Mana Jalan Tolmu? Ini Jalan Tolku!! oleh Balya Nur
Sejeg bujeg pemerintah bikin jalanan, berdasarkan jaman kumpeni sampe sekarang, baru kali ini pemerintah bikin jalanan wabil khusus pembangunan jalan tol jadi heboh nasional.
Diberitakan, diomongin terus menerus setiap hari, seolah-olah hanya dalam jaman pemerintah ini sajalah satu-satunya pemerintah yg menciptakan jalan tol.
Lihat juga: Memukul dengan Meminjam Tangan Lawan
Jalan Tol
Kalau mau dibilang demi pencitraan buat nyalon 2 priode, lha dulu SBY juga nyalon 2 priode, tapi nggak pernah menepuk dada, ngebanggain jalan tol sebagai prestasi akbar.
Sebab, siapapun presidennya, telah pasti akan terus menambah ruas jalan tol.
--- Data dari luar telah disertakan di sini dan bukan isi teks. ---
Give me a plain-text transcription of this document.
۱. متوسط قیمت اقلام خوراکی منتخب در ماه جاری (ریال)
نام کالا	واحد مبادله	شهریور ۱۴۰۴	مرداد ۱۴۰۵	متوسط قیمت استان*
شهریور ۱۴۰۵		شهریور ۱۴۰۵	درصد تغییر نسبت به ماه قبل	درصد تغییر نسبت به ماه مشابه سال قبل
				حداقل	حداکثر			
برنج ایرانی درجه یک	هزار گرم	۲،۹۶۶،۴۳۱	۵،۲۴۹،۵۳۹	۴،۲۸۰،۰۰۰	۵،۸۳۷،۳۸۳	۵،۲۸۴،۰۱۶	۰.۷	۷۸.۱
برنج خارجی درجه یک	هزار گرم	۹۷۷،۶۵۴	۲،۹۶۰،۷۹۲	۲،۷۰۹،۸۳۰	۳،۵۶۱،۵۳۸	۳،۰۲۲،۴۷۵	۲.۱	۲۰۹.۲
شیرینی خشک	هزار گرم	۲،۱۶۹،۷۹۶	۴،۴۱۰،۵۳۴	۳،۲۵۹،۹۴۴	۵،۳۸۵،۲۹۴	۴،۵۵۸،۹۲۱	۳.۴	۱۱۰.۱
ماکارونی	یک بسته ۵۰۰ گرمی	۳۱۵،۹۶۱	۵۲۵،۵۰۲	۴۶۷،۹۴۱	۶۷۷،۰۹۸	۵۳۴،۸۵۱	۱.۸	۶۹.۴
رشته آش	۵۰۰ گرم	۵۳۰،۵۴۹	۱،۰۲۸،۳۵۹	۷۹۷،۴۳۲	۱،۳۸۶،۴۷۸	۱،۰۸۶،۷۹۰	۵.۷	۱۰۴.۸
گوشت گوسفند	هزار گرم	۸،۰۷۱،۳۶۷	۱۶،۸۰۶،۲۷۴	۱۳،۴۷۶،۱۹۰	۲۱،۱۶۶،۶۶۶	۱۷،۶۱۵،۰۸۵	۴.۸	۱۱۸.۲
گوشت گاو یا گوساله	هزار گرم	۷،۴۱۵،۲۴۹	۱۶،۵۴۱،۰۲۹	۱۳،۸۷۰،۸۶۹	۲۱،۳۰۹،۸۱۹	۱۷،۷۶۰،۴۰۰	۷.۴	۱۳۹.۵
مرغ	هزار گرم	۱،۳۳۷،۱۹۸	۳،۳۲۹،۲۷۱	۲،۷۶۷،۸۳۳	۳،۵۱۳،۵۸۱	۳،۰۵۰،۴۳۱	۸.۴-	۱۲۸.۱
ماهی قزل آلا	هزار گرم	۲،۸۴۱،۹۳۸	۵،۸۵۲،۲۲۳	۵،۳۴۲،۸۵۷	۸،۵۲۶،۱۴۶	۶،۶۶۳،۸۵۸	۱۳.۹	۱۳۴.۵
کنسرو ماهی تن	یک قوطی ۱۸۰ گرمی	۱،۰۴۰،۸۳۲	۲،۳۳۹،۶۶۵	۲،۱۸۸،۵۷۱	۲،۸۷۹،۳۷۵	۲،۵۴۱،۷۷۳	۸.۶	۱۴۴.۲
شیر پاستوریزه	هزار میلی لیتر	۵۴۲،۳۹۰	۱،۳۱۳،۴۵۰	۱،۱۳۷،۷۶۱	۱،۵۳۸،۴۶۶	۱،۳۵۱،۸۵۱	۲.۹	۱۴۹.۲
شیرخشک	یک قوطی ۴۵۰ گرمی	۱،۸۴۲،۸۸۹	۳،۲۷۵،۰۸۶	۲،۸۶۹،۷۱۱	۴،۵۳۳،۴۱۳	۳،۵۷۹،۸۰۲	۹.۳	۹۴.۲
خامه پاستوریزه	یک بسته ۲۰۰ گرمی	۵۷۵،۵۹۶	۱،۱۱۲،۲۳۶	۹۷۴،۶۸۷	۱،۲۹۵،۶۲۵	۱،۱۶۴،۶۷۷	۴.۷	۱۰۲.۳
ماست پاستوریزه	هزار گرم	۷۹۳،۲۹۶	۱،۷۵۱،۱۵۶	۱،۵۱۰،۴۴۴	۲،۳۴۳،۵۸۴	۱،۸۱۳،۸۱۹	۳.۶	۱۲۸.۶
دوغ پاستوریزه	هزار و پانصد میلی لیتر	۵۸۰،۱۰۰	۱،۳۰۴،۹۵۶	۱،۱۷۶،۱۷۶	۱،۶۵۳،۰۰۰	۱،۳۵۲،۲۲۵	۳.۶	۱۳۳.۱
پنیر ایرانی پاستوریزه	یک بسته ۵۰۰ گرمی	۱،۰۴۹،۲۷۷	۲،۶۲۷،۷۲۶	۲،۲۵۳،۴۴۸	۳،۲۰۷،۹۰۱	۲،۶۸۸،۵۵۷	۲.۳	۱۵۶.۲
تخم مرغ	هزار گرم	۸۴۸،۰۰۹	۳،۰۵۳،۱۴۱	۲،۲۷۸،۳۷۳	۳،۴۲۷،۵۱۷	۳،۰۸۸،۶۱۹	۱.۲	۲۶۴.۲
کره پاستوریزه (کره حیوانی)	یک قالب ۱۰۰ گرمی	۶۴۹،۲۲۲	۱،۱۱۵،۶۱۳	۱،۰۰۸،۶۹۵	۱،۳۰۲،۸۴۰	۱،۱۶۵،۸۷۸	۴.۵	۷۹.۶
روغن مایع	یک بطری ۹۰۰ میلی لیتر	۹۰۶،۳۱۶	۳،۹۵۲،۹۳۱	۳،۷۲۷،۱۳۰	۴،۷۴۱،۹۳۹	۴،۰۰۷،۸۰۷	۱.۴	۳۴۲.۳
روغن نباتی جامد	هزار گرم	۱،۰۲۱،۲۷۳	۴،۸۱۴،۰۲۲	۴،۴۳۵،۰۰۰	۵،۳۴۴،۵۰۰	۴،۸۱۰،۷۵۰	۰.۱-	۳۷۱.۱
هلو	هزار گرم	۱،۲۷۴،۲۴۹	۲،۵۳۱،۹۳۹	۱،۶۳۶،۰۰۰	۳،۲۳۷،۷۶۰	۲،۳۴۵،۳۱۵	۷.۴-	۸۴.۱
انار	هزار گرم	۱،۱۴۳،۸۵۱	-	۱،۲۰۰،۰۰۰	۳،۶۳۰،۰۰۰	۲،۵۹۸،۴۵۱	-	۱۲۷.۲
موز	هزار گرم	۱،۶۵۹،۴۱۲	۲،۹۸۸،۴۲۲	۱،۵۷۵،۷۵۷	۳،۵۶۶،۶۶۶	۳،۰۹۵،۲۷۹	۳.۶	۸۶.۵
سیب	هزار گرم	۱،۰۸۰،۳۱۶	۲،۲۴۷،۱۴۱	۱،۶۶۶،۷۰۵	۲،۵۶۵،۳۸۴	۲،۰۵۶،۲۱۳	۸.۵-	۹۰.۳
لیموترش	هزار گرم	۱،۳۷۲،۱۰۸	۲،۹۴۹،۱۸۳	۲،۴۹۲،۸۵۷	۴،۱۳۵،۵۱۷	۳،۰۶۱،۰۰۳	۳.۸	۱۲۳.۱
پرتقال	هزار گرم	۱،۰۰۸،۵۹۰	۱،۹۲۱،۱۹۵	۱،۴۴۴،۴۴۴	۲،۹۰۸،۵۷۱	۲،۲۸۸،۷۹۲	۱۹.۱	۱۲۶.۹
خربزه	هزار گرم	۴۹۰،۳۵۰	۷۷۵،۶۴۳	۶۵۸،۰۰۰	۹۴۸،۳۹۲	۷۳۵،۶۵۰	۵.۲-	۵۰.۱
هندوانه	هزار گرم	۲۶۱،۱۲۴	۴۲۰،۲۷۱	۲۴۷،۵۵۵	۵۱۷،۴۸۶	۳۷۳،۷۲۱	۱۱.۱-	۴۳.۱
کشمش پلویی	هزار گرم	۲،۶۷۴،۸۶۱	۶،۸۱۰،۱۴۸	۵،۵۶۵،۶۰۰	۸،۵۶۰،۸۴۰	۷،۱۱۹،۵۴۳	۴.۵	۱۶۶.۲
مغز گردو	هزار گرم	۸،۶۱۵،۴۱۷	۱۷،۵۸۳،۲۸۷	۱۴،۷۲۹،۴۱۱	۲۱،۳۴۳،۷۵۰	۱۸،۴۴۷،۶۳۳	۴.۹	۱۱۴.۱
Soal panjang & pendeknya ya sesuai kebutuhan.
Sama menggunakan ketua RT di lingkungan kita.
Buat benerin jalan pada lingkungan kita, Pak RT ngajak warganya nyumbang semen, nyumbang ini itu, nggak ada bantuan menurut pemerintah.
Setelah jadi, nunggu jalanan kemarau ditutup buat ad interim barang satu sampai 3 hari.
Setelah itu siapa saja bebas dan perdeo lewat jalan itu, mau masyarakat RT setempat atau masyarakat tamu berdasarkan seberang pulau pun bebas melenggang tanpa merasa stress lantaran nggak ikut nyumbang semen.
Juga nggak ada yang bilang itu jalanan milik Pak RT. Dari dulu ya begitu.
Baru kini lewat jalan tol harus pake kondisi puja-puji pemerintah dulu. Mending jika perdeo.
Jalan tol yg dibangun sambung menyambung berdasarkan pemerintah yg satu ke pemerintah yang lain, diakui menjadi milik rezim yang berkuasa waktu ini.
Klaim itulah yang dikritisi oleh sebagian besar warga .
Bukan masyarakat anti jalan tol, tapi anti kesombongan rezim.
Tapi lantaran berdasarkan awal telah sombong, seolah jalan tol cuma miliknya & hanya milik kelompoknya, kritikan itu dianggap sebagai memusuhi jalan tol.
Maka keluarlah kesombongan baru, bagi yang menolak rezim ini buat berkuasa satu priode lagi, jangan lewat jalan tol!
Padahal soal lewat jalan tol atau tidak itu kan pilihan.
Kalau mau cepat hingga tujuan, ya masuk jalan tol menggunakan resiko harus bayar mahal.
Jadi bukan soal mendukung atau tidak mendukung 2 priode.
Walaupun pendukung militan dua priode, ya permanen saja masuk tol wajib bayar mahal.
Lihat juga: Presiden Diatas Semua Golongan Lambang Jari
Walaupun setiap bangun tidur selalu teriak pada depan jendela, ?2 priode! Dua priode! ? Permanen saja nggak boleh lewat jalan tol jika cuma punya motor.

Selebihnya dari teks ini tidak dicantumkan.